Close to a million new people are filing for unemployment every week. What if we all worked less and we distributed the work more evenly so that instead of some people working 70 hours a week and a bunch of people who aren’t working at all, we actually had everybody working a four-day or three-day week? What if we distributed resources and time so that everybody could enjoy a decent standard of living and had more time to do things that they actually like to do? What if we had the freedom to discover what those things even are?

The point of hope that I found again and again throughout the book, from Toys ’R Us employees to video game developers, was the formation of unions. Why is that a common thread?

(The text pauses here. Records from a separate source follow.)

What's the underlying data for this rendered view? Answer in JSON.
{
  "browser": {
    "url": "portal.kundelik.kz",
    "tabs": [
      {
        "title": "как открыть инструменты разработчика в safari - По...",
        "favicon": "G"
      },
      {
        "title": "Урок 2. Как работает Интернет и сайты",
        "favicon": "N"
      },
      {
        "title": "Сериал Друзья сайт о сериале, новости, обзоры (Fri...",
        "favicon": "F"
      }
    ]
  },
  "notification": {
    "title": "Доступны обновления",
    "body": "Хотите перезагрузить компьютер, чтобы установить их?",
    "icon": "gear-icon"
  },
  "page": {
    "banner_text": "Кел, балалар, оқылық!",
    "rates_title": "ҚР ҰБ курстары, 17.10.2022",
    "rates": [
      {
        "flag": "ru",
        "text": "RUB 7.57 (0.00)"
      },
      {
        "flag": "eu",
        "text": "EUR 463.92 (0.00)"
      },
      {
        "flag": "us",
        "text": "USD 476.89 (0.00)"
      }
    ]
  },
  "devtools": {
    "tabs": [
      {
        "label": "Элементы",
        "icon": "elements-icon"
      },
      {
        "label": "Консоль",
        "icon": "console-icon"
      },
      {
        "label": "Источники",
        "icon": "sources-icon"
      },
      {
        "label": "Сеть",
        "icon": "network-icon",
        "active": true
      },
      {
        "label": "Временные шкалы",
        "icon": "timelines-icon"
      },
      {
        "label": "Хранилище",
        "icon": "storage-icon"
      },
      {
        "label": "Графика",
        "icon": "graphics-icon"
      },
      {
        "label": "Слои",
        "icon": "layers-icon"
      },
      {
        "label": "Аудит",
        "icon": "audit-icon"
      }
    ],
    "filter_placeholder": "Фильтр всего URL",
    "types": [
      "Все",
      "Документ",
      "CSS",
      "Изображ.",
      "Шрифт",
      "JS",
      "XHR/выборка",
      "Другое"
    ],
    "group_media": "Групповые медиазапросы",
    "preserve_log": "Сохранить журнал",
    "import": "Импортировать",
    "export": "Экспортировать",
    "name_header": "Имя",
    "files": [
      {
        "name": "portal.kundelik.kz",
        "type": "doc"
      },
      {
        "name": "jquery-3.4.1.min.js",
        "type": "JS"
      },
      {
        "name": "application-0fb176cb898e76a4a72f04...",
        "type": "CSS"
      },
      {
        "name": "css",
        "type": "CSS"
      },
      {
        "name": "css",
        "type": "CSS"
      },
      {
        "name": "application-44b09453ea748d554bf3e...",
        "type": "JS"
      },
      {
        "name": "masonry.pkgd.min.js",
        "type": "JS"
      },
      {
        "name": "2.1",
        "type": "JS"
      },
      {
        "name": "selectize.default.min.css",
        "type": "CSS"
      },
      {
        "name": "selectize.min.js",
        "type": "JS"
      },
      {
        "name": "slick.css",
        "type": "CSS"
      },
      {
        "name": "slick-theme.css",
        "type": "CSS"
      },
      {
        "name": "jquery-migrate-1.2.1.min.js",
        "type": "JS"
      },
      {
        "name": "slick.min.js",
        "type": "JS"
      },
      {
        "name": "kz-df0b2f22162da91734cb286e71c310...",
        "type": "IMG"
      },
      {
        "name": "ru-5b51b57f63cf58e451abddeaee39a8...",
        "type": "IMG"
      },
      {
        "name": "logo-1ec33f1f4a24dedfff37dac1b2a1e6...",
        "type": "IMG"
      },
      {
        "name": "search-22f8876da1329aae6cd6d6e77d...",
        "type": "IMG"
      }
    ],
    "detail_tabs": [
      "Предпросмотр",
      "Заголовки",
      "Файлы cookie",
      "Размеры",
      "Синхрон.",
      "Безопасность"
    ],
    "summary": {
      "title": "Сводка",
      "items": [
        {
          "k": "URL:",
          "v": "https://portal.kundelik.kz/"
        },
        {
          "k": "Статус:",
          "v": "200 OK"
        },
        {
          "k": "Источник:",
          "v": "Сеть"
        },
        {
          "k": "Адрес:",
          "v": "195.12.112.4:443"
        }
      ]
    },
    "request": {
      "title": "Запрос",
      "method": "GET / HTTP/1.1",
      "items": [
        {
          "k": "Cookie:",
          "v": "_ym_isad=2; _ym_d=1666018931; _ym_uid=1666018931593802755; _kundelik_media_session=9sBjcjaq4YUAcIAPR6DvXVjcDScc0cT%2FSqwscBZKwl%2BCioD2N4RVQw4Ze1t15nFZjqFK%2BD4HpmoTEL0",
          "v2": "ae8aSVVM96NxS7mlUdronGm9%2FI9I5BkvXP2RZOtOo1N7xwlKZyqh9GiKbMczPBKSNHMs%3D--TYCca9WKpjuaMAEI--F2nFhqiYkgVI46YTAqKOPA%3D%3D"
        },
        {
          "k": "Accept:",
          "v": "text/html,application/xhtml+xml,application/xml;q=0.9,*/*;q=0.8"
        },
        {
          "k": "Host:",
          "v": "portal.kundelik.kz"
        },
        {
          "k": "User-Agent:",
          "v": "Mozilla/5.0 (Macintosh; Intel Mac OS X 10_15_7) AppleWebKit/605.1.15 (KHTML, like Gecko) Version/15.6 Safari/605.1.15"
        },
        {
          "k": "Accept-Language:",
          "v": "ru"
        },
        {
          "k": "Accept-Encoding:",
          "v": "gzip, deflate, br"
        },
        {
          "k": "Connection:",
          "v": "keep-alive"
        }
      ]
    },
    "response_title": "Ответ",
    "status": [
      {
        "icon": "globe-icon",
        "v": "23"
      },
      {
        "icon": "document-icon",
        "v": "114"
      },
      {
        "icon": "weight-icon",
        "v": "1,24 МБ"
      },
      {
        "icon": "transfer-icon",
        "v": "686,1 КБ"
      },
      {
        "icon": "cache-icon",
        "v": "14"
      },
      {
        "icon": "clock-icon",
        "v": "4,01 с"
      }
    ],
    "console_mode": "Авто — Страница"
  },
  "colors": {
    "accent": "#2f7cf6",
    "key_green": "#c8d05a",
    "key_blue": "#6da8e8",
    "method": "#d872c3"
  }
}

A union can give you the sense that you’re part of something bigger than yourself, and that’s the best thing that can happen to a workplace. [In] the chapter “Proletarian Professionals,” [we] talk about how in a hospital or a factory, everyone is working together towards a common goal because the management wants them that way. Whereas in the university, we can feel really isolated and pitted against each other. In journalism too, we’re all waiting to get to do that one feature story.

Solitary working conditions, even before coronavirus eliminated offices, made it hard to feel a connection with your coworkers. But when you do figure out ways to come together, it’s often the best thing about the job. I think solidarity is a very human need. I’ve talked to factory workers at GM, Carrier, and others who are losing their jobs due to the factories closing. If they’re going to miss anything about their job, it’s each other. They miss the union if they’re union activists; they miss their buddies and getting one over on the foreman with a prank.

In 2016, Trump promised to curb those factory closures, though he ultimately failed. His name doesn’t come up in your book as much as he could have. Was that a conscious effort on your part?

Most of the workers that I talked to are not looking for a solution by electing someone. Politics is made and done in the street and in the workplace and in the consciousness-raising group and in so many different places, and it eventually trickles out to elections.

That’s not to say that elected officials cannot do things. The pandemic has reminded us how much they can do. They can send $1,200 checks to everybody. Turns out we can [provide] a basic income because we’ve done it now.

This interview has been condensed and edited for clarity.